Ocean Club students collected 14 bags of trash within a span of one mile, said Marine Science Teacher and Ocean Club Adviser Mr. Jared Hendrix. He has been on more than 30 beach sweeps over the last 15 years and said that students have found all kinds of interesting things. 

“We did one about three years ago at Waities island and we found two human leg bones,” he said. “It is assumed that it was someone who drowned there a year or two prior, but we’re not positive.”

Ocean Club member Alysia Bellamy, a senior, found several plastic bottles, Ziploc bags, chip bags, and a pair of new sunglasses (which she gifted to her friend). The worst thing she found was a bag of dead fish. “It smelled horrible,” she said.

Junior, IB and Key Club member Alayna Avalos holds up a dirty sock she found during the Ocean Lakes beach sweep.


Science teacher Mr. Shannon Stone organized the beach cleanup at Ocean Lakes. He has done cleanups for more than 25 years and is inspired by the students who show up.

“I like when I go down to the beach and see everyone pick up trash,” he said. “Everyone is smiling and doing a great job of picking up things. They found a lot of trash, and it indicates to me that they did a very good job.”


Science teacher and Ocean Lakes beach sweep advisor Mr. Shannon Stone helps Key Club members Emma Murphy (10), Delanie Williams (10), and Autumn Graham (11) sign up for hours.

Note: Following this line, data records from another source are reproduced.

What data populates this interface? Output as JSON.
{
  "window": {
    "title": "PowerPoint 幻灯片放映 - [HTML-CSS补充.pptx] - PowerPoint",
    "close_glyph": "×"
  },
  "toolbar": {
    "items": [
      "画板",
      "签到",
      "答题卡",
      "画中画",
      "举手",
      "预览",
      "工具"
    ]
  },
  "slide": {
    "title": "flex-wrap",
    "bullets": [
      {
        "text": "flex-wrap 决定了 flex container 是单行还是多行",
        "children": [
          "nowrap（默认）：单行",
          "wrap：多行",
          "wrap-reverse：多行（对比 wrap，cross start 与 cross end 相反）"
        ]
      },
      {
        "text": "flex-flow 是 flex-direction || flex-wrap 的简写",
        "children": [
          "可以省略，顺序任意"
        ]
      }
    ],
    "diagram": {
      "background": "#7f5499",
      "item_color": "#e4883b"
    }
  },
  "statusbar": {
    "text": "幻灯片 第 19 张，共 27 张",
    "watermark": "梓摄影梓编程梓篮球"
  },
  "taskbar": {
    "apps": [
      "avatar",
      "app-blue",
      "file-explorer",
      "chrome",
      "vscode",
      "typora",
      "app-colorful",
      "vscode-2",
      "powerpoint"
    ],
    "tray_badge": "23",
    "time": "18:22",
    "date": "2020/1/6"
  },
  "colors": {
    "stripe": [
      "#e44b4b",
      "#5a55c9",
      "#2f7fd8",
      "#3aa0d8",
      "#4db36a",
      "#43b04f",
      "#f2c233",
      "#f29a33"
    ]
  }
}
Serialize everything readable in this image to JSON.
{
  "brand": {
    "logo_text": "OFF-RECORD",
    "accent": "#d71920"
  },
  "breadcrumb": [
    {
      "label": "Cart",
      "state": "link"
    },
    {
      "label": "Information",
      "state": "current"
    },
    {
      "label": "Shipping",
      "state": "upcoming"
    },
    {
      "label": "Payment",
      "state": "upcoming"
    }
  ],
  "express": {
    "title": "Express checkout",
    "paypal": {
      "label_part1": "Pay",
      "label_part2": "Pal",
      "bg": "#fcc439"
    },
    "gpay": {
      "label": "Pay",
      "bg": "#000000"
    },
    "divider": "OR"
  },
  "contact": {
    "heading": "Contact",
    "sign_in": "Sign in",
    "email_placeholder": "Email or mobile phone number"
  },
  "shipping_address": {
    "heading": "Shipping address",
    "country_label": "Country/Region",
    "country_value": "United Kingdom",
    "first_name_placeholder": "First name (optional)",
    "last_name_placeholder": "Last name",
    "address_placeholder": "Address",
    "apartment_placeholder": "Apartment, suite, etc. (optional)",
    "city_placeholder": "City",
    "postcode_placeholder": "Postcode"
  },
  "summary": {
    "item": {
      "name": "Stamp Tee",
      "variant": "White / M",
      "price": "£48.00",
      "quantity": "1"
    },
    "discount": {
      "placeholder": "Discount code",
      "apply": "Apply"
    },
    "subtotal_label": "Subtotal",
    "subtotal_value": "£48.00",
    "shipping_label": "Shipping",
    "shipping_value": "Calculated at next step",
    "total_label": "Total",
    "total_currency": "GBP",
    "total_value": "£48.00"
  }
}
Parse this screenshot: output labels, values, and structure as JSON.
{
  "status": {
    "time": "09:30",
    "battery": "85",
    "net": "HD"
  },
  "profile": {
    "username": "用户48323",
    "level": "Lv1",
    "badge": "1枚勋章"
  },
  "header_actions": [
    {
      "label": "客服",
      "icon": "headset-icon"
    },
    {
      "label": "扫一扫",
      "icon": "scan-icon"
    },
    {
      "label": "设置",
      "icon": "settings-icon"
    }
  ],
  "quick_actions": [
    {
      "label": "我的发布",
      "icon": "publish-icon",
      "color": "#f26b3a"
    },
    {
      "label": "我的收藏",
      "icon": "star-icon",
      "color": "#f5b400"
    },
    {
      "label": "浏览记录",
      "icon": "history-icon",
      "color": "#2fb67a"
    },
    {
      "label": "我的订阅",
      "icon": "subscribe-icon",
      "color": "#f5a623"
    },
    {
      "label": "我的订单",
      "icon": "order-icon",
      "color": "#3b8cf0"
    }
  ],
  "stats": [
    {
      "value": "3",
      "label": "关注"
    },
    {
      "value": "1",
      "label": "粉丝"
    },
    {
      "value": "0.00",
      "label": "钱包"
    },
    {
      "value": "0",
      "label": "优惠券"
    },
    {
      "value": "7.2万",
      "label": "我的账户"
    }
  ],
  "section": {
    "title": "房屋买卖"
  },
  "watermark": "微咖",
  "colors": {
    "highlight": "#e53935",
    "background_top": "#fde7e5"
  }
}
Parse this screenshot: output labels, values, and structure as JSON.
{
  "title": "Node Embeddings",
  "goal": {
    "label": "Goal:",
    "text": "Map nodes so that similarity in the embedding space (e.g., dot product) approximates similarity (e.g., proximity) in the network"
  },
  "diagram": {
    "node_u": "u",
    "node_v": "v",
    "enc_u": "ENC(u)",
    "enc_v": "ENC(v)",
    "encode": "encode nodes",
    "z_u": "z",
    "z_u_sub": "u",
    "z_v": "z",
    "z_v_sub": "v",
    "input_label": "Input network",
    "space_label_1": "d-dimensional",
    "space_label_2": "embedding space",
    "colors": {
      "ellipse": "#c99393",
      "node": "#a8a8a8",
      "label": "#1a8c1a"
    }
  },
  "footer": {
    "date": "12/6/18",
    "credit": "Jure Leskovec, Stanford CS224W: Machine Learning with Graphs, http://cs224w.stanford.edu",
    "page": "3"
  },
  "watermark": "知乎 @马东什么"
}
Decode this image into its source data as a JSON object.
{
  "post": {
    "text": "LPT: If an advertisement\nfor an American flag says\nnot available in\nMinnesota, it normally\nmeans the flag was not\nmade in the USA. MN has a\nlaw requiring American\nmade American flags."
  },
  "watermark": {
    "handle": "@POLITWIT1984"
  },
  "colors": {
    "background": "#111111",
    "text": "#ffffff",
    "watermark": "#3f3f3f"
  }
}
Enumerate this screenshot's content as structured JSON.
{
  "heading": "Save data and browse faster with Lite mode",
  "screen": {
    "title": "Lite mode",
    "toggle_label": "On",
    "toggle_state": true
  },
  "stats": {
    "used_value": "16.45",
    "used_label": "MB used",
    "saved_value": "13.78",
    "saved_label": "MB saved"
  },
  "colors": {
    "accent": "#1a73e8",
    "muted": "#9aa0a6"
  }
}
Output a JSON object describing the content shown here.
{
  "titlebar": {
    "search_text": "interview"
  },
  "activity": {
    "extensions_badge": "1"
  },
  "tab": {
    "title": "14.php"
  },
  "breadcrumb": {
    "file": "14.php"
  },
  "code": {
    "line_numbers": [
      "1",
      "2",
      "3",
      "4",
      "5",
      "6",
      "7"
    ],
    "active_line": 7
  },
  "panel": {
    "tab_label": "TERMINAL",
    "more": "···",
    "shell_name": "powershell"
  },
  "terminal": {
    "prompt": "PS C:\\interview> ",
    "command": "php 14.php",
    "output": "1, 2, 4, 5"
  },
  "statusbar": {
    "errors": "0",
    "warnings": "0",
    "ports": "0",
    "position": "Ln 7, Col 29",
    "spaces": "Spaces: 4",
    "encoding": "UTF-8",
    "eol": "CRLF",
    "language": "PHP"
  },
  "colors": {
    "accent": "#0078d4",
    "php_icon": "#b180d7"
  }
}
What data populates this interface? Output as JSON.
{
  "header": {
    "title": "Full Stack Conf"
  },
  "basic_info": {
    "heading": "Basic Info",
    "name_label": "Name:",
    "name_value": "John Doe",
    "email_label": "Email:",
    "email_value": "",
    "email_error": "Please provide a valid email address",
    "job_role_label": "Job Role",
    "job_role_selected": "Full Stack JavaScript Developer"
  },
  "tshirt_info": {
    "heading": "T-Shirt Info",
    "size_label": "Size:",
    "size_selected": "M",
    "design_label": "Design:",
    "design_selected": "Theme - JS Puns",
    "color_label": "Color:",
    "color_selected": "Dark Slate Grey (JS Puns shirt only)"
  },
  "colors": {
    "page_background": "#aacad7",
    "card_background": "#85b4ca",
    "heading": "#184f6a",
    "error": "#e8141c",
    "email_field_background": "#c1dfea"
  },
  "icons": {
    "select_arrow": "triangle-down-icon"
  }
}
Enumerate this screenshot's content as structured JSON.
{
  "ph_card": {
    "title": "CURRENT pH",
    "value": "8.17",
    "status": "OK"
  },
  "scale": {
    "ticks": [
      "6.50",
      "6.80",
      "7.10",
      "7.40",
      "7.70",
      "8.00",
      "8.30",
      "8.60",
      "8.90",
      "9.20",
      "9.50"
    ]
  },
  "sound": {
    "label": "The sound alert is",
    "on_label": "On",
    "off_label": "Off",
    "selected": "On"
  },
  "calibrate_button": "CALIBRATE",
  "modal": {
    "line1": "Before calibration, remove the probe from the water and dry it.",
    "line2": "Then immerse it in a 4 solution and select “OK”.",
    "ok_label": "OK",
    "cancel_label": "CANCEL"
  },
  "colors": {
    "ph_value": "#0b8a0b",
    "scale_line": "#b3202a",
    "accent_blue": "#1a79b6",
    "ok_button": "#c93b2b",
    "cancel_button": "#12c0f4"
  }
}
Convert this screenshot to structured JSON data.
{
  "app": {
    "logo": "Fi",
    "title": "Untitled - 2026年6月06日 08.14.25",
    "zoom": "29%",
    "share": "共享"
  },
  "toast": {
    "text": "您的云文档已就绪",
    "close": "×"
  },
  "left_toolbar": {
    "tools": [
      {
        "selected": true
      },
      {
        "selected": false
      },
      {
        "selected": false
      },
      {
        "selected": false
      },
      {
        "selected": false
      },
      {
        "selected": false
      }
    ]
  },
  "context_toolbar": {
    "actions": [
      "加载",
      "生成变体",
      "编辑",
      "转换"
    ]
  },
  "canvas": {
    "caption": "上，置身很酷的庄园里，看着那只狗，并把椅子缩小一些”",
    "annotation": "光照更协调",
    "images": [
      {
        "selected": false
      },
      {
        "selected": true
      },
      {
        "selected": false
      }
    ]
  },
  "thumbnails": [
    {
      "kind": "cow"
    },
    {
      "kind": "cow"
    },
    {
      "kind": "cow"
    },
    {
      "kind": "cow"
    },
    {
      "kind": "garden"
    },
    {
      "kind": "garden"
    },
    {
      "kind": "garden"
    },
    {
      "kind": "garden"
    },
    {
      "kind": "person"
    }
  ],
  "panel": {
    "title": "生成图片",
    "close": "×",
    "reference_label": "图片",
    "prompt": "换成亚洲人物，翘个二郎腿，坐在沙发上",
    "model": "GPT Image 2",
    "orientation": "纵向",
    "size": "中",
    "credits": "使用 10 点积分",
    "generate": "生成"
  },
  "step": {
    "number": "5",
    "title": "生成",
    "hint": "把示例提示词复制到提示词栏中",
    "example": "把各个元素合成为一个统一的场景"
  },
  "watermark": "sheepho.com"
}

“Students last year found over 23,000 cigarette butts in three hours,” he said. Everything that is picked is recorded for the International Coastal Cleanup database. 

“We found dead fish, dead seagulls, and pigeons,” he said.

Key Club member Rebecca Norton-Baker, a junior, and her four friends picked up over 1,000 cigarette butts within two hours at the beach cleanup. 

“I would do a beach sweep again because it was a global thing,” she said. 

Senior and Key Club president Alexis Harris was at the Ocean Lakes beach sweep. This was her second one. While it’s a lot of work, it’s also a lot of fun, she said.

“I would recommend doing beach sweeps as a great way of gaining community service hours,” she said. “Although it seems like a chore to most, it is a very fun way to hang out with friends and help the environment.”